Le CAE a pointé des effets de cascade qui se transmettent et s'amplifient sur toute la chaîne de production, parce qu'à chaque étape de la production la taxe elle-même est taxée. Il estime qu'elle réduit la productivité, agit comme un impôt sur les exportations et une subvention aux importations de biens intermédiaires. Bref, la C3S aggraverait le déficit de notre balance commerciale, pour dire les choses très clairement. Selon le CAE, « la nocivité de la C3S n'a pas d'égal dans notre système fiscal ».

Je partage cette opinion. Néanmoins, l'inconvénient de concentrer nos efforts sur la C3S aujourd'hui est que cela ne bénéficiera pas directement à toutes les entreprises, et en particulier pas aux TPE et à la plupart des PME, qui doivent être placées au cœur de notre stratégie de relance, notamment à l'export.

C'est la raison pour laquelle la piste d'une baisse de la CVAE est celle que je privilégie aujourd'hui, à l'instar du Gouvernement.

La CVAE a été créée en 2010 dans le cadre de la réforme de la taxe professionnelle. En sont redevables les entreprises dont le chiffre d'affaires est supérieur à 152 500 euros. Son taux théorique est de 1,5 %, et la somme de la CVAE et de la CFE est plafonnée à 3 % de la valeur ajoutée.

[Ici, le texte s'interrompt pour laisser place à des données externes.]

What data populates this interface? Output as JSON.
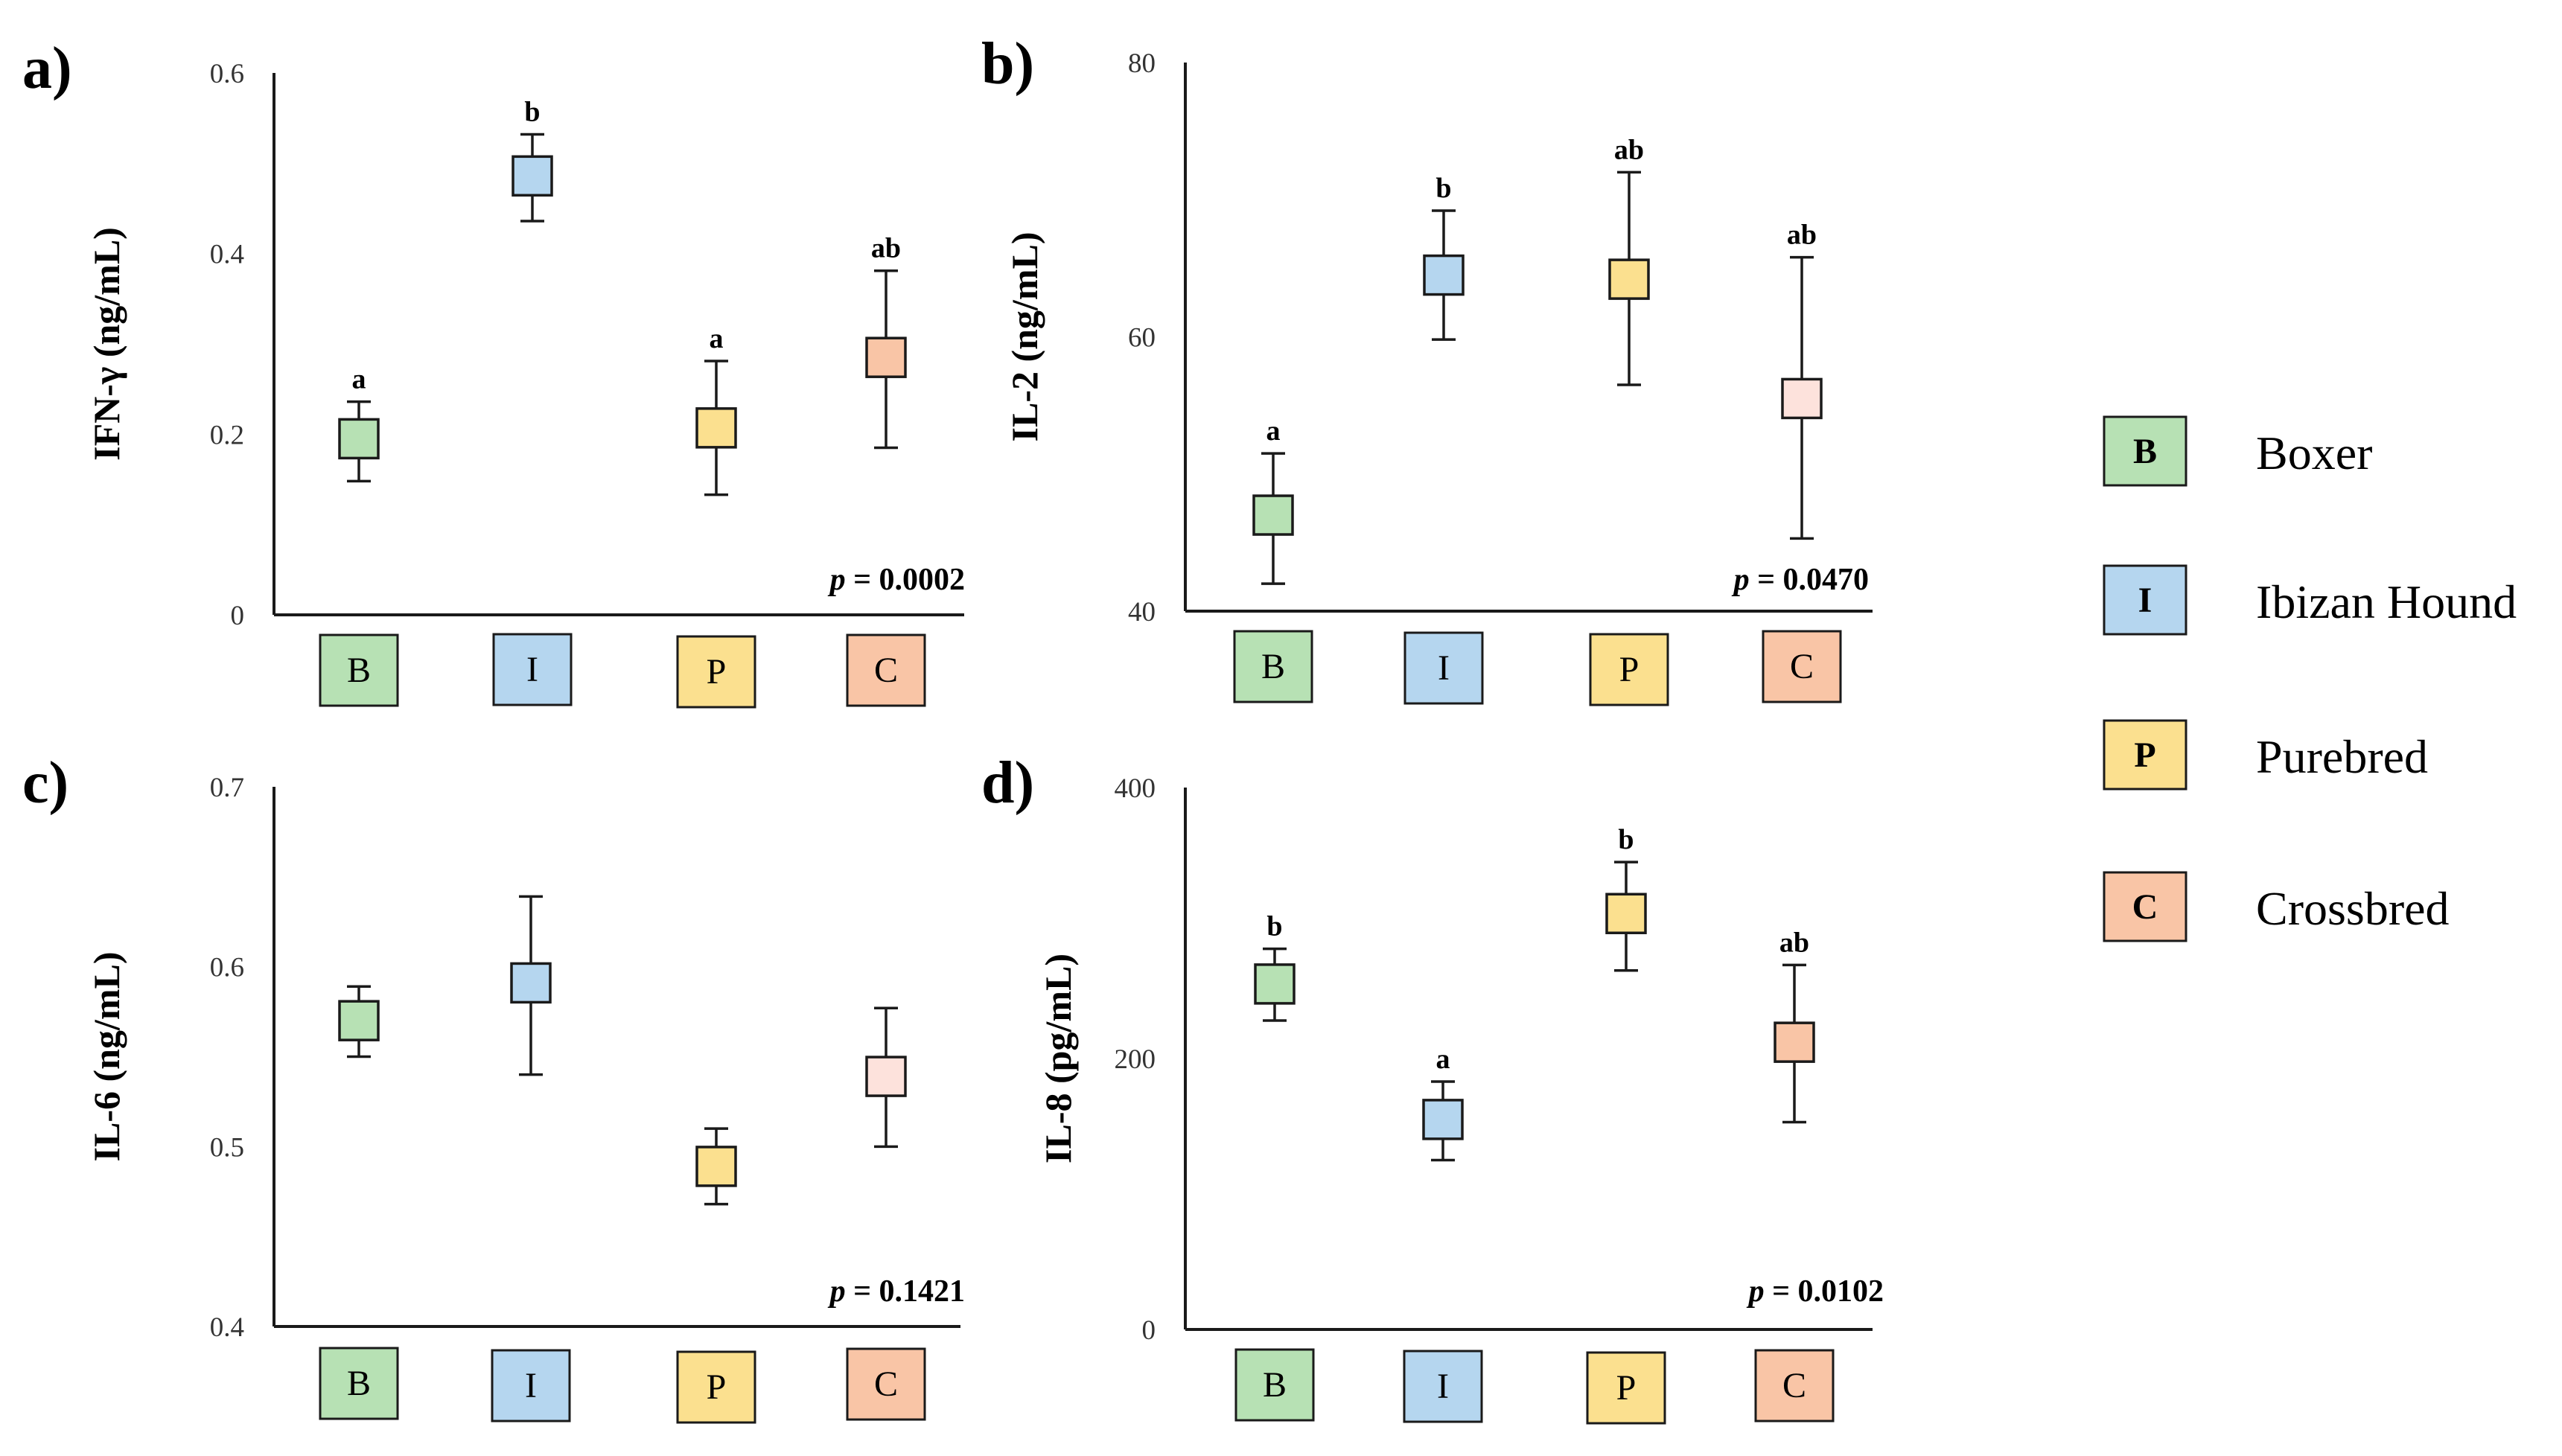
{
  "colors": {
    "boxer": "#b7e1b4",
    "ibizan": "#b5d6ef",
    "purebred": "#fbe08f",
    "crossbred": "#f9c5a6",
    "crossbred_light": "#fde2dc",
    "stroke": "#1a1a1a"
  },
  "legend": [
    {
      "letter": "B",
      "label": "Boxer",
      "color": "#b7e1b4"
    },
    {
      "letter": "I",
      "label": "Ibizan Hound",
      "color": "#b5d6ef"
    },
    {
      "letter": "P",
      "label": "Purebred",
      "color": "#fbe08f"
    },
    {
      "letter": "C",
      "label": "Crossbred",
      "color": "#f9c5a6"
    }
  ],
  "chart_data": [
    {
      "panel": "a)",
      "type": "scatter",
      "ylabel": "IFN-γ (ng/mL)",
      "ylim": [
        0,
        0.6
      ],
      "yticks": [
        "0",
        "0.2",
        "0.4",
        "0.6"
      ],
      "p_prefix": "p",
      "p_value": " = 0.0002",
      "points": [
        {
          "cat": "B",
          "value": 0.195,
          "low": 0.148,
          "high": 0.236,
          "sig": "a",
          "color": "#b7e1b4"
        },
        {
          "cat": "I",
          "value": 0.486,
          "low": 0.436,
          "high": 0.532,
          "sig": "b",
          "color": "#b5d6ef"
        },
        {
          "cat": "P",
          "value": 0.207,
          "low": 0.133,
          "high": 0.281,
          "sig": "a",
          "color": "#fbe08f"
        },
        {
          "cat": "C",
          "value": 0.285,
          "low": 0.185,
          "high": 0.381,
          "sig": "ab",
          "color": "#f9c5a6"
        }
      ]
    },
    {
      "panel": "b)",
      "type": "scatter",
      "ylabel": "IL-2 (ng/mL)",
      "ylim": [
        40,
        80
      ],
      "yticks": [
        "40",
        "60",
        "80"
      ],
      "p_prefix": "p",
      "p_value": " = 0.0470",
      "points": [
        {
          "cat": "B",
          "value": 47.0,
          "low": 42.0,
          "high": 51.5,
          "sig": "a",
          "color": "#b7e1b4"
        },
        {
          "cat": "I",
          "value": 64.5,
          "low": 59.8,
          "high": 69.2,
          "sig": "b",
          "color": "#b5d6ef"
        },
        {
          "cat": "P",
          "value": 64.2,
          "low": 56.5,
          "high": 72.0,
          "sig": "ab",
          "color": "#fbe08f"
        },
        {
          "cat": "C",
          "value": 55.5,
          "low": 45.3,
          "high": 65.8,
          "sig": "ab",
          "color": "#fde2dc"
        }
      ]
    },
    {
      "panel": "c)",
      "type": "scatter",
      "ylabel": "IL-6 (ng/mL)",
      "ylim": [
        0.4,
        0.7
      ],
      "yticks": [
        "0.4",
        "0.5",
        "0.6",
        "0.7"
      ],
      "p_prefix": "p",
      "p_value": " = 0.1421",
      "points": [
        {
          "cat": "B",
          "value": 0.57,
          "low": 0.55,
          "high": 0.589,
          "sig": "",
          "color": "#b7e1b4"
        },
        {
          "cat": "I",
          "value": 0.591,
          "low": 0.54,
          "high": 0.639,
          "sig": "",
          "color": "#b5d6ef"
        },
        {
          "cat": "P",
          "value": 0.489,
          "low": 0.468,
          "high": 0.51,
          "sig": "",
          "color": "#fbe08f"
        },
        {
          "cat": "C",
          "value": 0.539,
          "low": 0.5,
          "high": 0.577,
          "sig": "",
          "color": "#fde2dc"
        }
      ]
    },
    {
      "panel": "d)",
      "type": "scatter",
      "ylabel": "IL-8 (pg/mL)",
      "ylim": [
        0,
        400
      ],
      "yticks": [
        "0",
        "200",
        "400"
      ],
      "p_prefix": "p",
      "p_value": " = 0.0102",
      "points": [
        {
          "cat": "B",
          "value": 255,
          "low": 228,
          "high": 281,
          "sig": "b",
          "color": "#b7e1b4"
        },
        {
          "cat": "I",
          "value": 155,
          "low": 125,
          "high": 183,
          "sig": "a",
          "color": "#b5d6ef"
        },
        {
          "cat": "P",
          "value": 307,
          "low": 265,
          "high": 345,
          "sig": "b",
          "color": "#fbe08f"
        },
        {
          "cat": "C",
          "value": 212,
          "low": 153,
          "high": 269,
          "sig": "ab",
          "color": "#f9c5a6"
        }
      ]
    }
  ]
}
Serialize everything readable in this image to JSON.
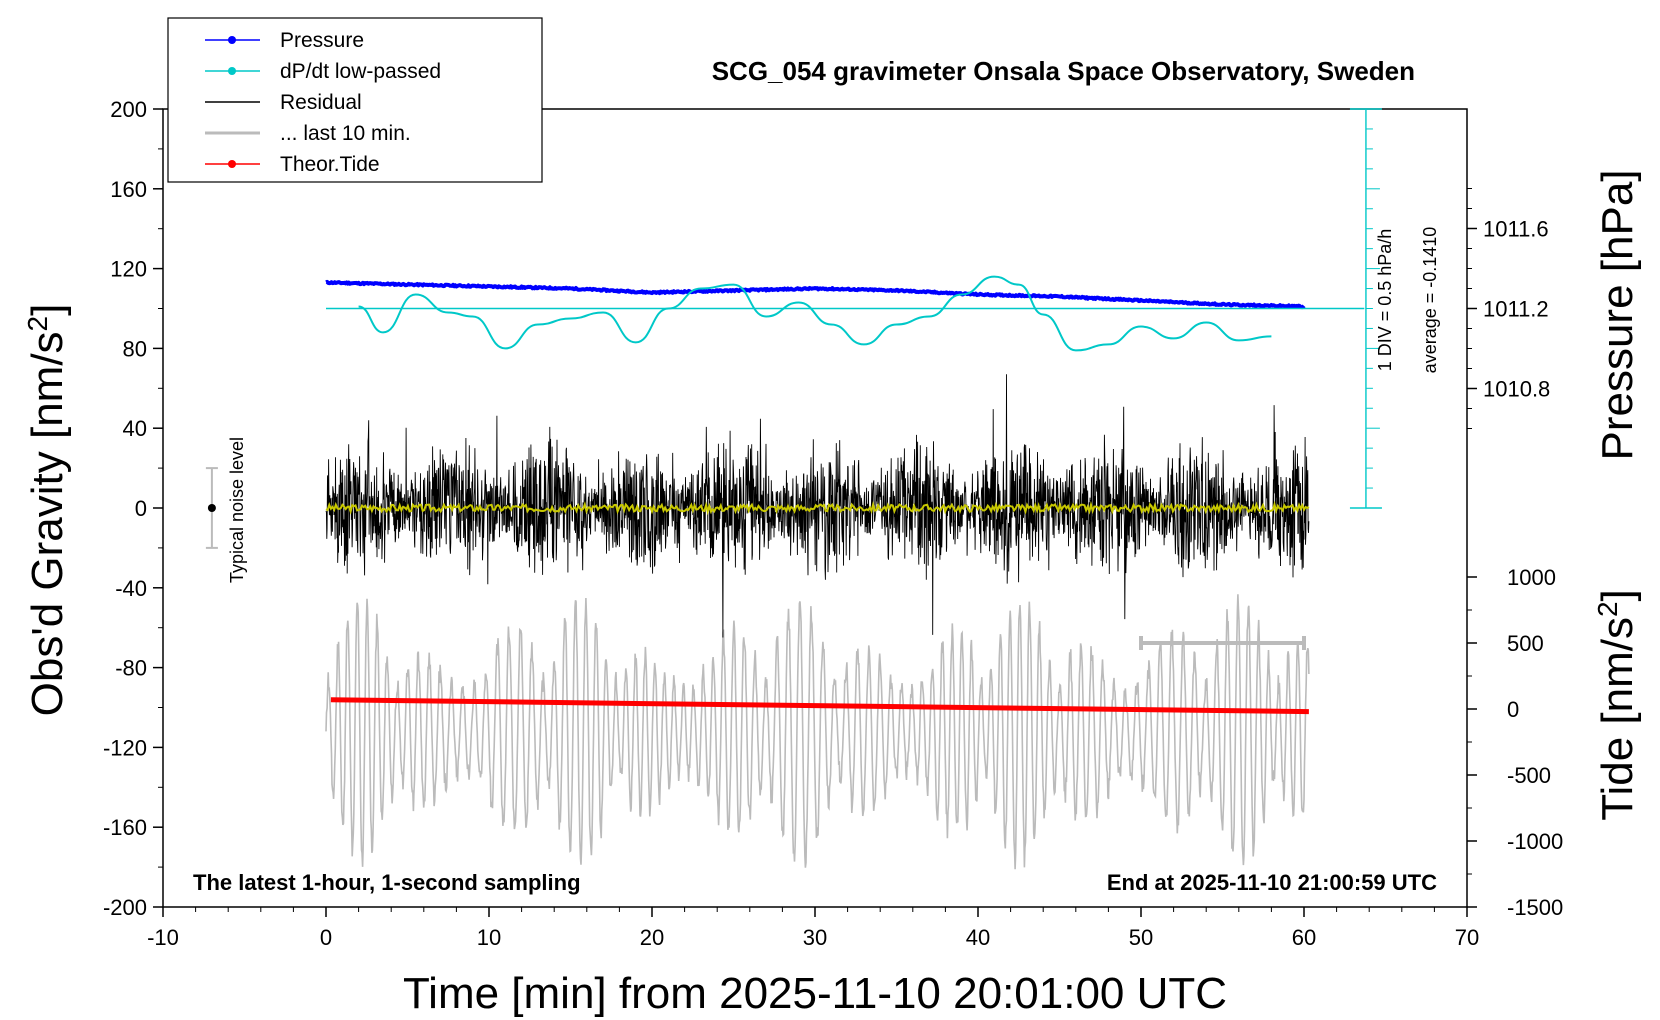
{
  "chart_data": {
    "type": "line",
    "title": "SCG_054 gravimeter Onsala Space Observatory, Sweden",
    "xlabel": "Time [min] from 2025-11-10 20:01:00 UTC",
    "ylabel_left": "Obs'd Gravity [nm/s²]",
    "ylabel_right_top": "Pressure [hPa]",
    "ylabel_right_bottom": "Tide [nm/s²]",
    "xlim": [
      -10,
      70
    ],
    "ylim": [
      -200,
      200
    ],
    "pressure_ylim_labels": [
      1010.8,
      1011.2,
      1011.6
    ],
    "tide_ylim": [
      -1500,
      1000
    ],
    "x_ticks": [
      "-10",
      "0",
      "10",
      "20",
      "30",
      "40",
      "50",
      "60",
      "70"
    ],
    "y_ticks": [
      "-200",
      "-160",
      "-120",
      "-80",
      "-40",
      "0",
      "40",
      "80",
      "120",
      "160",
      "200"
    ],
    "pressure_ticks": [
      "1010.8",
      "1011.2",
      "1011.6"
    ],
    "tide_ticks": [
      "-1500",
      "-1000",
      "-500",
      "0",
      "500",
      "1000"
    ],
    "legend": [
      {
        "label": "Pressure",
        "color": "#0000ff",
        "marker": true
      },
      {
        "label": "dP/dt low-passed",
        "color": "#00c8c8",
        "marker": true
      },
      {
        "label": "Residual",
        "color": "#000000",
        "marker": false
      },
      {
        "label": "... last 10 min.",
        "color": "#bbbbbb",
        "marker": false
      },
      {
        "label": "Theor.Tide",
        "color": "#ff0000",
        "marker": true
      }
    ],
    "series": [
      {
        "name": "Pressure",
        "color": "#0000ff",
        "x": [
          0,
          5,
          10,
          15,
          20,
          25,
          30,
          35,
          40,
          45,
          50,
          55,
          60
        ],
        "y_hPa": [
          1011.33,
          1011.32,
          1011.31,
          1011.3,
          1011.28,
          1011.29,
          1011.3,
          1011.29,
          1011.27,
          1011.26,
          1011.24,
          1011.22,
          1011.21
        ]
      },
      {
        "name": "dP/dt low-passed",
        "color": "#00c8c8",
        "x": [
          2,
          3.5,
          5.5,
          7.5,
          9,
          11,
          13,
          15,
          17,
          19,
          21,
          23,
          25,
          27,
          29,
          31,
          33,
          35,
          37,
          39,
          41,
          42.5,
          44,
          46,
          48,
          50,
          52,
          54,
          56,
          58
        ],
        "y": [
          101,
          88,
          107,
          98,
          96,
          80,
          92,
          95,
          98,
          83,
          100,
          110,
          112,
          96,
          103,
          92,
          82,
          92,
          96,
          107,
          116,
          112,
          97,
          79,
          82,
          91,
          85,
          93,
          84,
          86
        ]
      },
      {
        "name": "Residual",
        "color": "#000000",
        "x_range": [
          0,
          60.3
        ],
        "amplitude_nm_s2": 65
      },
      {
        "name": "Residual low-passed",
        "color": "#c8c800",
        "x_range": [
          0,
          60.3
        ],
        "y": 0
      },
      {
        "name": "... last 10 min.",
        "color": "#bbbbbb",
        "x_range": [
          0,
          60.3
        ],
        "center_y": -112
      },
      {
        "name": "Theor.Tide",
        "color": "#ff0000",
        "x": [
          0.3,
          60.3
        ],
        "y_tide": [
          70,
          -20
        ]
      }
    ],
    "dpdt_scale": {
      "div_label": "1 DIV = 0.5 hPa/h",
      "average_label": "average = -0.1410",
      "baseline_y": 100
    },
    "noise_level": {
      "label": "Typical noise level",
      "x": -7,
      "y": 0,
      "err": 20
    },
    "last10_range_bar": {
      "x": [
        50,
        60
      ],
      "tide": 500
    },
    "note_left": "The latest 1-hour, 1-second sampling",
    "note_right": "End at 2025-11-10 21:00:59 UTC",
    "grid": false,
    "legend_position": "top-left"
  }
}
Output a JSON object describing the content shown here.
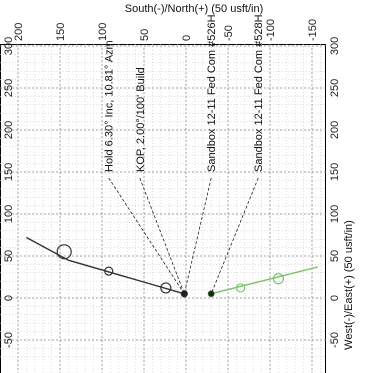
{
  "chart_data": {
    "type": "scatter",
    "title": "",
    "x_axis": {
      "label": "West(-)/East(+) (50 usft/in)",
      "range": [
        -70,
        310
      ],
      "ticks": [
        -50,
        0,
        50,
        100,
        150,
        200,
        250,
        300
      ],
      "tick_labels": [
        "-50",
        "0",
        "50",
        "100",
        "150",
        "200",
        "250",
        "300"
      ]
    },
    "y_axis": {
      "label": "South(-)/North(+) (50 usft/in)",
      "range": [
        -160,
        200
      ],
      "ticks": [
        200,
        150,
        100,
        50,
        0,
        -50,
        -100,
        -150
      ],
      "tick_labels": [
        "200",
        "150",
        "100",
        "50",
        "0",
        "-50",
        "-100",
        "-150"
      ]
    },
    "grid": true,
    "series": [
      {
        "color": "#333333",
        "line": [
          [
            5,
            2
          ],
          [
            45,
            140
          ],
          [
            72,
            190
          ]
        ],
        "markers": [
          [
            5,
            2
          ],
          [
            12,
            24
          ],
          [
            32,
            92
          ],
          [
            55,
            145
          ]
        ]
      },
      {
        "color": "#7cc26b",
        "line": [
          [
            5,
            -30
          ],
          [
            37,
            -157
          ]
        ],
        "markers": [
          [
            5,
            -30
          ],
          [
            12,
            -65
          ],
          [
            23,
            -110
          ]
        ]
      }
    ],
    "well_points": [
      {
        "x": 5,
        "y": 2,
        "color": "#222222"
      },
      {
        "x": 5,
        "y": -30,
        "color": "#222222"
      }
    ],
    "annotations": [
      {
        "text": "Hold 6.30° Inc, 10.81° Azm",
        "x": 150,
        "y": 92,
        "target": [
          5,
          2
        ]
      },
      {
        "text": "KOP, 2.00°/100' Build",
        "x": 150,
        "y": 55,
        "target": [
          5,
          2
        ]
      },
      {
        "text": "Sandbox 12-11 Fed Com #526H",
        "x": 150,
        "y": -30,
        "target": [
          5,
          2
        ]
      },
      {
        "text": "Sandbox 12-11 Fed Com #528H",
        "x": 150,
        "y": -86,
        "target": [
          5,
          -30
        ]
      }
    ]
  }
}
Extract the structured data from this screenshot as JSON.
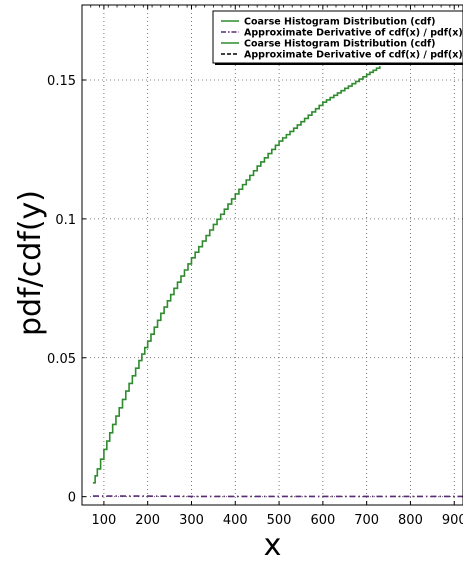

Le taux de CVAE effectivement supporté par les entreprises dépend du chiffre d'affaires et varie de 0 % à 1,5 %. Le différentiel entre le produit recouvré, payé par les entreprises, et le produit réparti aux collectivités territoriales, à partir du taux théorique de 1,5 %, est pris en charge par l'État (c'est ce que l'on appelle le dégrèvement barémique) ; ce différentiel représente environ un quart du produit total réparti.

La CVAE a fait l'objet dès le début de cette législature de modifications techniques, notamment avec sa mise en conformité au droit de l'Union européenne s'agissant des groupes. Il n'y a cependant pas encore eu de réforme d'ampleur. Je crois qu'il est temps de mener cette réforme d'ampleur dès le mois de septembre.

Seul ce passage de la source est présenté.